Le Sud-Coréen semble un peu plus distant, mais il fait montre d’une impressionnante hauteur de vue et d’un exceptionnel raffinement du toucher : la tendresse sans mièvrerie, la virtuosité sans esbroufe.

L’art de l’orchestre
La discographie de la musique orchestrale permet d’approcher des trésors dès les débuts de la stéréophonie.
Le programme de l’électrique Charles Munch à la tête de l’Orchestre symphonique de Boston (Boléro, La Valse, Rapsodie espagnole) profite d’une prise de son Living Stereo qui respire large et offre des couleurs profondes (RCA, 1955-1956).
Dans un style moins spontané mais fascinant par ses subtiles irisations, Daphnis et Chloé par Pierre Boulez et l’Orchestre philharmonique de Berlin reste un indispensable (Deutsche Grammophon, 1994).
Qui désire une intégrale récente incluant les deux opéras optera pour Stéphane Denève, vif-argent et stylé, et l’Orchestre symphonique de la Radio de Stuttgart (SWR Classic, 5 CD, 2012-2014).
Impossible d’écarter la lionne Martha Argerich, qui restitue à la fois le swing jazzy et la douce mélancolie du Concerto pour piano en sol, avec Claudio Abbado et le Symphonique de Londres (Deutsche Grammophon, 1984).

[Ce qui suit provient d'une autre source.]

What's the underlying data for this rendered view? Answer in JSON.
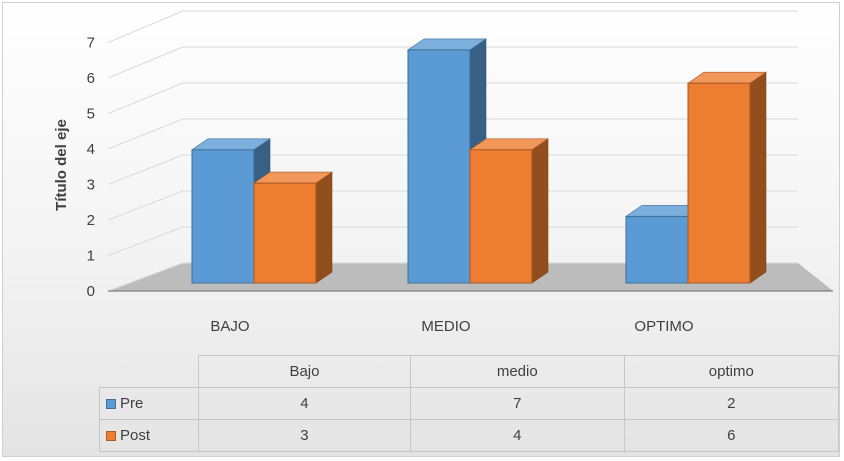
{
  "chart_data": {
    "type": "bar",
    "ylabel": "Título del eje",
    "ylim": [
      0,
      7
    ],
    "yticks": [
      "0",
      "1",
      "2",
      "3",
      "4",
      "5",
      "6",
      "7"
    ],
    "categories": [
      "BAJO",
      "MEDIO",
      "OPTIMO"
    ],
    "series": [
      {
        "name": "Pre",
        "values": [
          4,
          7,
          2
        ],
        "color": "#5b9bd5"
      },
      {
        "name": "Post",
        "values": [
          3,
          4,
          6
        ],
        "color": "#ed7d31"
      }
    ],
    "table": {
      "header": [
        "Bajo",
        "medio",
        "optimo"
      ],
      "rows": [
        {
          "name": "Pre",
          "values": [
            "4",
            "7",
            "2"
          ]
        },
        {
          "name": "Post",
          "values": [
            "3",
            "4",
            "6"
          ]
        }
      ]
    },
    "grid": true,
    "style": "3d-clustered-column"
  }
}
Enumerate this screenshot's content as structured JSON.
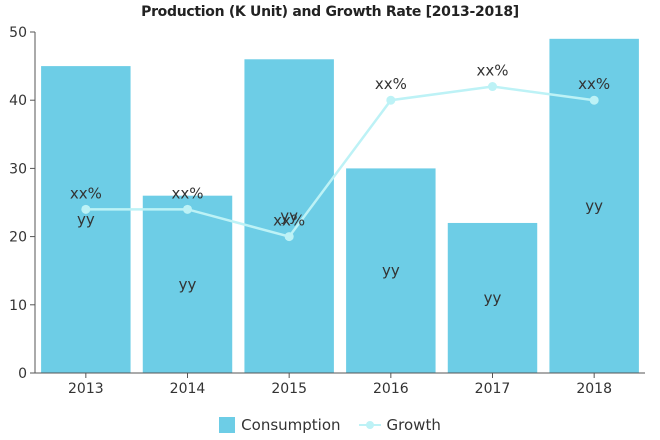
{
  "chart_data": {
    "type": "bar",
    "title": "Production (K Unit) and Growth Rate [2013-2018]",
    "categories": [
      "2013",
      "2014",
      "2015",
      "2016",
      "2017",
      "2018"
    ],
    "ylim": [
      0,
      50
    ],
    "yticks": [
      0,
      10,
      20,
      30,
      40,
      50
    ],
    "grid": false,
    "legend_position": "bottom",
    "series": [
      {
        "name": "Consumption",
        "type": "bar",
        "values": [
          45,
          26,
          46,
          30,
          22,
          49
        ],
        "labels": [
          "yy",
          "yy",
          "yy",
          "yy",
          "yy",
          "yy"
        ],
        "color": "#6dcde6"
      },
      {
        "name": "Growth",
        "type": "line",
        "values": [
          24,
          24,
          20,
          40,
          42,
          40
        ],
        "labels": [
          "xx%",
          "xx%",
          "xx%",
          "xx%",
          "xx%",
          "xx%"
        ],
        "color": "#bdf2f6"
      }
    ]
  }
}
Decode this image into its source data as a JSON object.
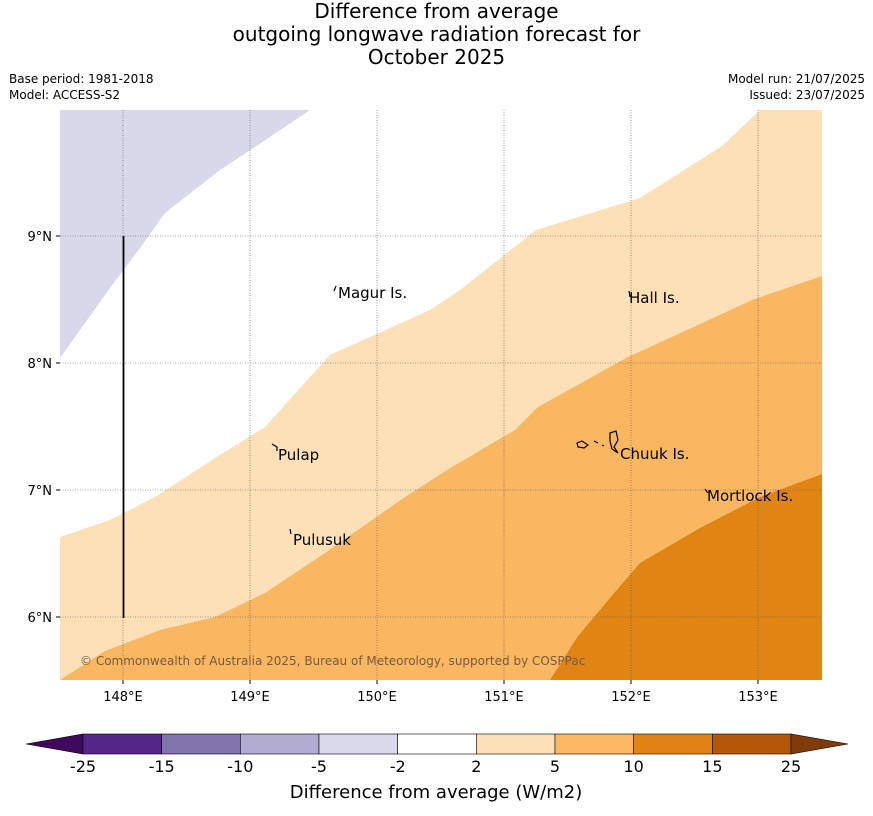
{
  "title": {
    "line1": "Difference from average",
    "line2": "outgoing longwave radiation forecast for",
    "line3": "October 2025"
  },
  "meta_left": {
    "base_period": "Base period: 1981-2018",
    "model": "Model: ACCESS-S2"
  },
  "meta_right": {
    "model_run": "Model run: 21/07/2025",
    "issued": "Issued: 23/07/2025"
  },
  "map": {
    "lon_labels": [
      "148°E",
      "149°E",
      "150°E",
      "151°E",
      "152°E",
      "153°E"
    ],
    "lat_labels": [
      "9°N",
      "8°N",
      "7°N",
      "6°N"
    ],
    "places": [
      "Magur Is.",
      "Hall Is.",
      "Pulap",
      "Chuuk Is.",
      "Mortlock Is.",
      "Pulusuk"
    ],
    "copyright": "© Commonwealth of Australia 2025, Bureau of Meteorology, supported by COSPPac",
    "region_colors": {
      "minus5_to_minus2": "#d8d8ea",
      "plus2_to_plus5": "#fde0b6",
      "plus5_to_plus10": "#fab762",
      "plus10_to_plus15": "#e08514"
    }
  },
  "colorbar": {
    "title": "Difference from average (W/m2)",
    "tick_labels": [
      "-25",
      "-15",
      "-10",
      "-5",
      "-2",
      "2",
      "5",
      "10",
      "15",
      "25"
    ],
    "colors": [
      "#3f0a5e",
      "#542688",
      "#8073ac",
      "#b2abd2",
      "#d8daeb",
      "#ffffff",
      "#fee0b6",
      "#fdb863",
      "#e08214",
      "#b35806",
      "#7f3b08"
    ]
  }
}
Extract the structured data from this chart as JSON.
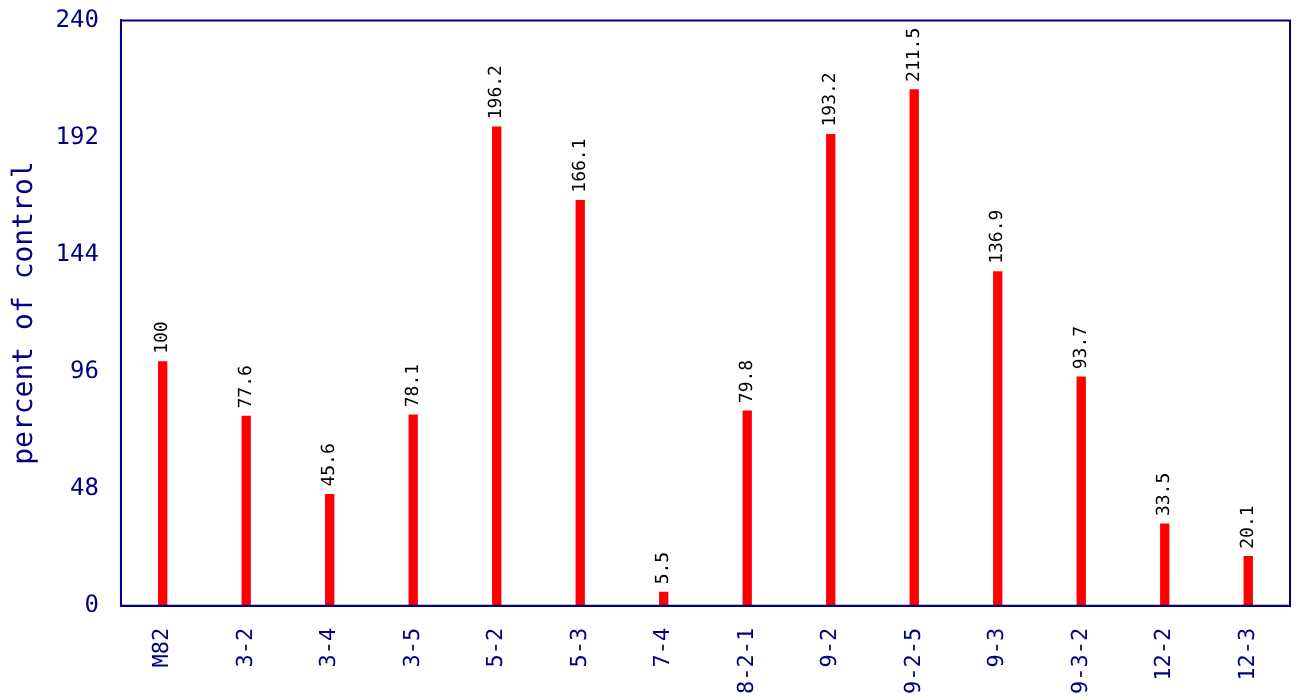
{
  "chart_data": {
    "type": "bar",
    "ylabel": "percent of control",
    "categories": [
      "M82",
      "3-2",
      "3-4",
      "3-5",
      "5-2",
      "5-3",
      "7-4",
      "8-2-1",
      "9-2",
      "9-2-5",
      "9-3",
      "9-3-2",
      "12-2",
      "12-3"
    ],
    "values": [
      100,
      77.6,
      45.6,
      78.1,
      196.2,
      166.1,
      5.5,
      79.8,
      193.2,
      211.5,
      136.9,
      93.7,
      33.5,
      20.1
    ],
    "color": "#ff0000",
    "ylim": [
      0,
      240
    ],
    "yticks": [
      0,
      48,
      96,
      144,
      192,
      240
    ],
    "grid": false,
    "legend": false,
    "data_labels": true
  }
}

Et pour découvrir Ravel avec le son des instruments des années 1920, il faut écouter le superbe enregistrement de Cédric Tiberghien (piano Pleyel de 1892) avec l’orchestre Les Siècles et François-Xavier Roth (Harmonia Mundi, 2020).
Ravel et la musique de chambre
La musique de chambre de Ravel a attiré les plus grands solistes depuis les débuts de l’enregistrement.
Mais pour un confort moderne et une interprétation inspirée, le Quatuor Hermès s’impose dans le Quatuor à cordes (La Dolce Volta, 2016).
Une autre réalisation récente mérite le détour : celle de l’Ensemble Sésame, qui offre une intégrale de la musique de chambre par de jeunes musiciens (NoMadMusic, 3 CD, 2019-2021) – deux heures trois quarts de pure splendeur.
Ravel et la voix
Pour un premier contact avec la voix et la mélodie, on cédera au charme ensorcelant de Shéhérazade, qui imagine un Orient de luxe et de mystère, conté dans un français parfait par la mezzo-soprano Anne Sofie von Otter, enveloppée des diaprures de l’Orchestre de Cleveland délicatement dosées par Pierre Boulez (Deutsche Grammophon, 1999).
N’oublions pas les deux opéras de Ravel, aussi différents qu’originaux :
- L’Heure espagnole (1911), comédie musicale en un acte, raconte en cinquante minutes une histoire d’amours extraconjugales pleine d’humour et de lumière.
- L’Enfant et les sortilèges (1925), sur un livret de Colette, oppose un enfant à des animaux et objets qui dénoncent leurs mauvais traitements : un concentré d’humour, de rêve et de pure poésie.
Lorin Maazel et une formidable équipe de chanteurs ont laissé des interprétations qui n’ont pas pris une ride (Deutsche Grammophon, 1960 et 1965).
Bonnes écoutes !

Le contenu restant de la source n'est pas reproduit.